Ford is delighted for the six dog owners in West London, now reunited with their pets who were stolen when in the back of their dog minder’s Transit Custom.
Ford guided the Transit owner, who counts technology journalist Rory Cellan-Jones among his customers, to the Ford Pass app, which is available free of charge to all customers. Because Brett Holte-Smith had linked the app to his vehicle when new last year, its whereabouts could be interrogated. Once Ford Pass had been activated, the Transit’s first location following its theft in Ealing on the morning of November 12 showed as Park Royal.
By the time the search team reached the location, the vehicle had gone but five of the six dogs were later found roaming Park Royal and captured.
The thieves’ next move in the Transit showed up on Ford Pass, tracing the van to another part of Park Royal where police seized the van the same evening. The sixth dog was later found also and police inquiries continue to identify the perpetrators.
Mark Harvey, Ford enterprise connectivity director, said: “Connectivity is the cornerstone of our mission to deliver smart vehicles. What brings that plan to life, and makes it all the more rewarding, is real-life stories such as this, with Ford’s technologically advanced vehicles bringing about a better outcome for customers in need.”
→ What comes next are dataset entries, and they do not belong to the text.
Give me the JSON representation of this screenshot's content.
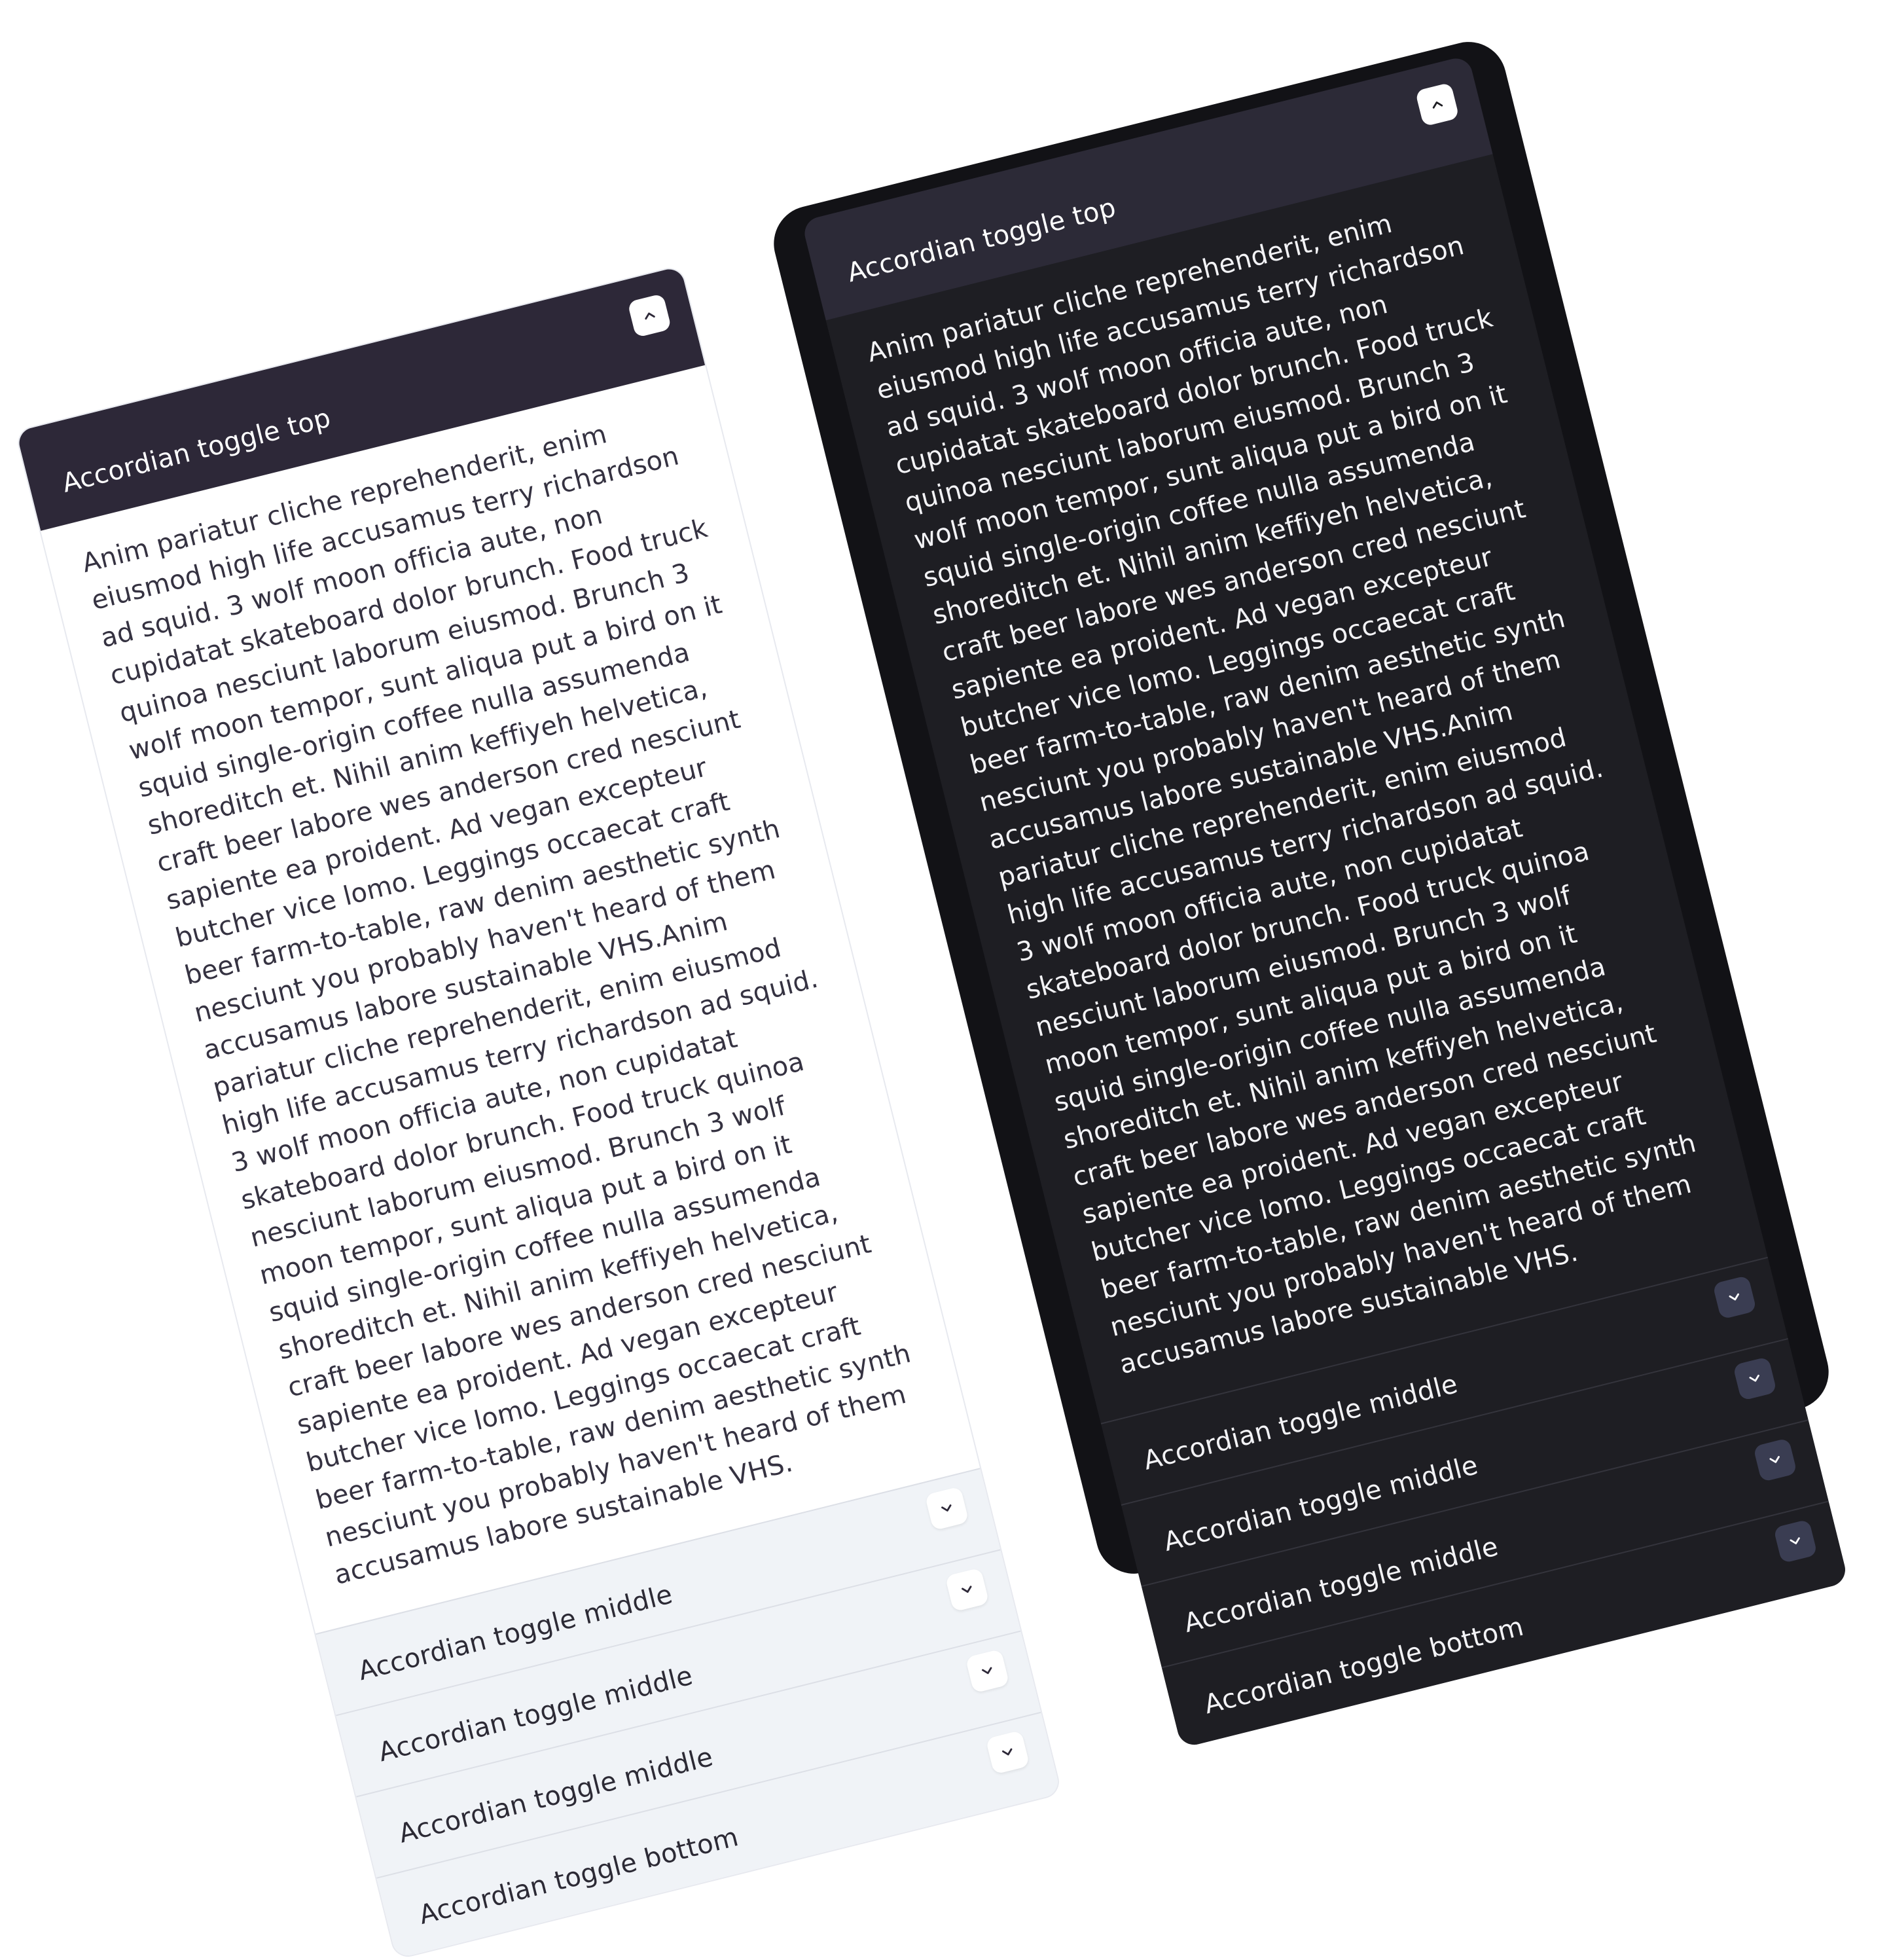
{
  "light": {
    "top_label": "Accordian toggle top",
    "body_text": "Anim pariatur cliche reprehenderit, enim eiusmod high life accusamus terry richardson ad squid. 3 wolf moon officia aute, non cupidatat skateboard dolor brunch. Food truck quinoa nesciunt laborum eiusmod. Brunch 3 wolf moon tempor, sunt aliqua put a bird on it squid single-origin coffee nulla assumenda shoreditch et. Nihil anim keffiyeh helvetica, craft beer labore wes anderson cred nesciunt sapiente ea proident. Ad vegan excepteur butcher vice lomo. Leggings occaecat craft beer farm-to-table, raw denim aesthetic synth nesciunt you probably haven't heard of them accusamus labore sustainable VHS.Anim pariatur cliche reprehenderit, enim eiusmod high life accusamus terry richardson ad squid. 3 wolf moon officia aute, non cupidatat skateboard dolor brunch. Food truck quinoa nesciunt laborum eiusmod. Brunch 3 wolf moon tempor, sunt aliqua put a bird on it squid single-origin coffee nulla assumenda shoreditch et. Nihil anim keffiyeh helvetica, craft beer labore wes anderson cred nesciunt sapiente ea proident. Ad vegan excepteur butcher vice lomo. Leggings occaecat craft beer farm-to-table, raw denim aesthetic synth nesciunt you probably haven't heard of them accusamus labore sustainable VHS.",
    "items": [
      {
        "label": "Accordian toggle middle",
        "icon": "chevron-down-icon"
      },
      {
        "label": "Accordian toggle middle",
        "icon": "chevron-down-icon"
      },
      {
        "label": "Accordian toggle middle",
        "icon": "chevron-down-icon"
      },
      {
        "label": "Accordian toggle bottom",
        "icon": "chevron-down-icon"
      }
    ]
  },
  "dark": {
    "top_label": "Accordian toggle top",
    "body_text": "Anim pariatur cliche reprehenderit, enim eiusmod high life accusamus terry richardson ad squid. 3 wolf moon officia aute, non cupidatat skateboard dolor brunch. Food truck quinoa nesciunt laborum eiusmod. Brunch 3 wolf moon tempor, sunt aliqua put a bird on it squid single-origin coffee nulla assumenda shoreditch et. Nihil anim keffiyeh helvetica, craft beer labore wes anderson cred nesciunt sapiente ea proident. Ad vegan excepteur butcher vice lomo. Leggings occaecat craft beer farm-to-table, raw denim aesthetic synth nesciunt you probably haven't heard of them accusamus labore sustainable VHS.Anim pariatur cliche reprehenderit, enim eiusmod high life accusamus terry richardson ad squid. 3 wolf moon officia aute, non cupidatat skateboard dolor brunch. Food truck quinoa nesciunt laborum eiusmod. Brunch 3 wolf moon tempor, sunt aliqua put a bird on it squid single-origin coffee nulla assumenda shoreditch et. Nihil anim keffiyeh helvetica, craft beer labore wes anderson cred nesciunt sapiente ea proident. Ad vegan excepteur butcher vice lomo. Leggings occaecat craft beer farm-to-table, raw denim aesthetic synth nesciunt you probably haven't heard of them accusamus labore sustainable VHS.",
    "items": [
      {
        "label": "Accordian toggle middle",
        "icon": "chevron-down-icon"
      },
      {
        "label": "Accordian toggle middle",
        "icon": "chevron-down-icon"
      },
      {
        "label": "Accordian toggle middle",
        "icon": "chevron-down-icon"
      },
      {
        "label": "Accordian toggle bottom",
        "icon": "chevron-down-icon"
      }
    ]
  },
  "icons": {
    "expanded": "chevron-up-icon",
    "collapsed": "chevron-down-icon"
  },
  "colors": {
    "header_bg": "#2d2838",
    "light_item_bg": "#f0f3f7",
    "dark_frame": "#121216",
    "dark_panel": "#1e1e23",
    "dark_chevron_bg": "#3a3d52"
  }
}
Ford has offered to provide Mr Holte-Smith with an alternative vehicle pending his Transit being back up and running. One of the six dog owners impacted by the crime was former BBC technology correspondent Rory Cellan-Jones, who launched a high-profile social media appeal for their return which was picked up by Ford, and credited the company’s involvement in his resulting blog.
Ford made the majority of its commercial vehicles connected with in-built modems as standard last year, enabling their location to be pinpointed remotely, following the same free car upgrade in 2018.
Earlier this year, Ford added a new connected security system called SecuriAlert, sending notifications to the vehicle owner’s phone if it identifies vehicle activity such as attempts to open doors or gain access with a key.